L'application des principes précédens, à la question suivante, a beaucoup exercé les géomètres. Paul joue à croix et pile, avec la condition de recevoir, deux francs, s'il amène croix au premier coup; quatre francs, s'il ne l'amène qu'au second; huit francs, s'il ne l'amène qu'au troisième, et ainsi de suite. Sa mise au jeu, doit être par le huitième principe, égale au nombre des coups; ensorte que si la partie continue à l'infini, la mise doit être infinie. Cependant, aucun homme raisonnable ne voudrait exposer à ce jeu, une somme même modique, cinquante francs, par exemple. D'où vient cette différence entre le résultat du calcul, et l'indication du sens commun? On reconnut bientôt, qu'elle tenait à ce que l'avantage moral qu'un bien nous procure, n'est pas proportionnel à ce bien, et qu'il dépend de mille circonstances souvent très-difficiles à définir, mais dont la plus générale et la plus importante est celle de la fortune. En effet, il est visible qu'un franc a beaucoup plus de prix pour celui qui n'en a que cent, que pour un millionnaire. On doit donc dans le bien espéré, distinguer sa valeur absolue, de sa valeur relative. Celle-ci se règle sur les motifs qui le font desirer; au lieu que la première en est indépendante. On ne peut pas donner de principe général, pour apprécier cette valeur relative. En voici cependant un proposé par Daniel Bernoulli, et qui peut servir dans beaucoup de cas. La valeur relative d'une xe Principe. somme infiniment petite, est égale à sa valeur absolue divisée par le bien total de la personne intéressée. Cela suppose que tout homme a un bien quelconque dont la valeur ne peut jamais être supposée nulle. En effet, celui même qui ne possède rien, donne toujours à son existence, une valeur au moins égale à ce qui lui est rigoureusement nécessaire pour vivre.

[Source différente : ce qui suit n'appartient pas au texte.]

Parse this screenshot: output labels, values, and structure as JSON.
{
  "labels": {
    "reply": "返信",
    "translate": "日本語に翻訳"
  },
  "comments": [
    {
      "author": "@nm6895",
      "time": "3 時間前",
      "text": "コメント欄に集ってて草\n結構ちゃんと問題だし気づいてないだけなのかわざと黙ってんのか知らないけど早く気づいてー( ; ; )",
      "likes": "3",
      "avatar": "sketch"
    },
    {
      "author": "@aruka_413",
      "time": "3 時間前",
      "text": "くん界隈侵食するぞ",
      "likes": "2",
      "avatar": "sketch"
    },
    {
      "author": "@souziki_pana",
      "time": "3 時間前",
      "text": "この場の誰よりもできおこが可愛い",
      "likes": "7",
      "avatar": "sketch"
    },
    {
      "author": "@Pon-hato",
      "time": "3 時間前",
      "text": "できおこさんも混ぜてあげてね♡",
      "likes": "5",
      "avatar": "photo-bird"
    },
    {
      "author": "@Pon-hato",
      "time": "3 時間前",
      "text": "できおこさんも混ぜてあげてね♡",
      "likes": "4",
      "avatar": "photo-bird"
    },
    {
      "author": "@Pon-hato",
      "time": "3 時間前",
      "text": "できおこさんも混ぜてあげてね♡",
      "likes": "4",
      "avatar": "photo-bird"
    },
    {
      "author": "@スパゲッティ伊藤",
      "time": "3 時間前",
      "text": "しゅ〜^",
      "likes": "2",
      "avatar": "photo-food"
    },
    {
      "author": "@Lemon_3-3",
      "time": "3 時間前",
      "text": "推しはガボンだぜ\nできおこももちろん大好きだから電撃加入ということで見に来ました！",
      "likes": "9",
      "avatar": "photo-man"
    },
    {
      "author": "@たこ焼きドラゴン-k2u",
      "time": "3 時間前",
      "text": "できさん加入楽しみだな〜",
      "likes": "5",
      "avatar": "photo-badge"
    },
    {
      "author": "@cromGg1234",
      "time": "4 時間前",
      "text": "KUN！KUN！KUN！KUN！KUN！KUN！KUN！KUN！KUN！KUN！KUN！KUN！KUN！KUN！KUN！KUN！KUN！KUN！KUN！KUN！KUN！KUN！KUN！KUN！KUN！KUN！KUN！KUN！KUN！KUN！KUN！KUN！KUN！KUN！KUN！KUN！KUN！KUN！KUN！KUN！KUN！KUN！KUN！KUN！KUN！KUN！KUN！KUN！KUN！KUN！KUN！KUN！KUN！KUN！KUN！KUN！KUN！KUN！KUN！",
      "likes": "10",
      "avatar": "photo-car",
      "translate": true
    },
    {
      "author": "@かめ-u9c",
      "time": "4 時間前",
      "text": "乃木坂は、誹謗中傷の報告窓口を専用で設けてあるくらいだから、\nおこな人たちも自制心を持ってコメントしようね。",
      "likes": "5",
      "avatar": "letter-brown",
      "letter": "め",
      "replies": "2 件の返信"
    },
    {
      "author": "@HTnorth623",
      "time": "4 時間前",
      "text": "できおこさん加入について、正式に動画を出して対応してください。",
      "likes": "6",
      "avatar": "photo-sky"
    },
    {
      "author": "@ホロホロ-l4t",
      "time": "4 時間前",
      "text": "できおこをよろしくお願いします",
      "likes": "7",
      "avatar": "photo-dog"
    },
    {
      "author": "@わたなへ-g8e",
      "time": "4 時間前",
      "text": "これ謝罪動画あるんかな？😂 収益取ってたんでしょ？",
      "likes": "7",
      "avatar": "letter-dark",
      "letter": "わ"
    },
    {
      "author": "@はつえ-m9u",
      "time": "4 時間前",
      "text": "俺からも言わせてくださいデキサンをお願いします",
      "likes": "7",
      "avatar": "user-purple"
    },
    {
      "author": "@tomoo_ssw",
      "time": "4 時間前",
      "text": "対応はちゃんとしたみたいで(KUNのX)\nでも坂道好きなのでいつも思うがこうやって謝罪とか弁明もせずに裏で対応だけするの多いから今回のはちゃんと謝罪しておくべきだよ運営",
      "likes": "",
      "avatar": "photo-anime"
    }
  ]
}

Si l'on applique l'analyse, au principe que nous venons d'exposer; on obtient la règle suivante.

En désignant par l'unité, la partie de la fortune d'un individu, indépendante de ses expectatives; si l'on détermine les diverses valeurs que cette fortune peut recevoir en vertu de ces expectatives, et leurs probabilités; le produit de ces valeurs élevées respectivement aux puissances indiquées par ces probabilités, sera la fortune physique qui procurerait à l'individu, le même avantage moral qu'il reçoit de la partie de sa fortune, prise pour unité, et de ses expectatives; en retranchant donc l'unité, de ce produit; la différence sera l'accroissement de la fortune physique, dû aux expectatives: nous nommerons cet accroissement, esperance morale. Il est facile de voir qu'elle coïncide avec l'espérance mathématique, lorsque la fortune prise pour unité, devient infinie par rapport aux variations qu'elle reçoit des expectatives. Mais lorsque ces variations sont une partie sensible de cette unité, les deux espérances peuvent différer très-sensiblement entre elles.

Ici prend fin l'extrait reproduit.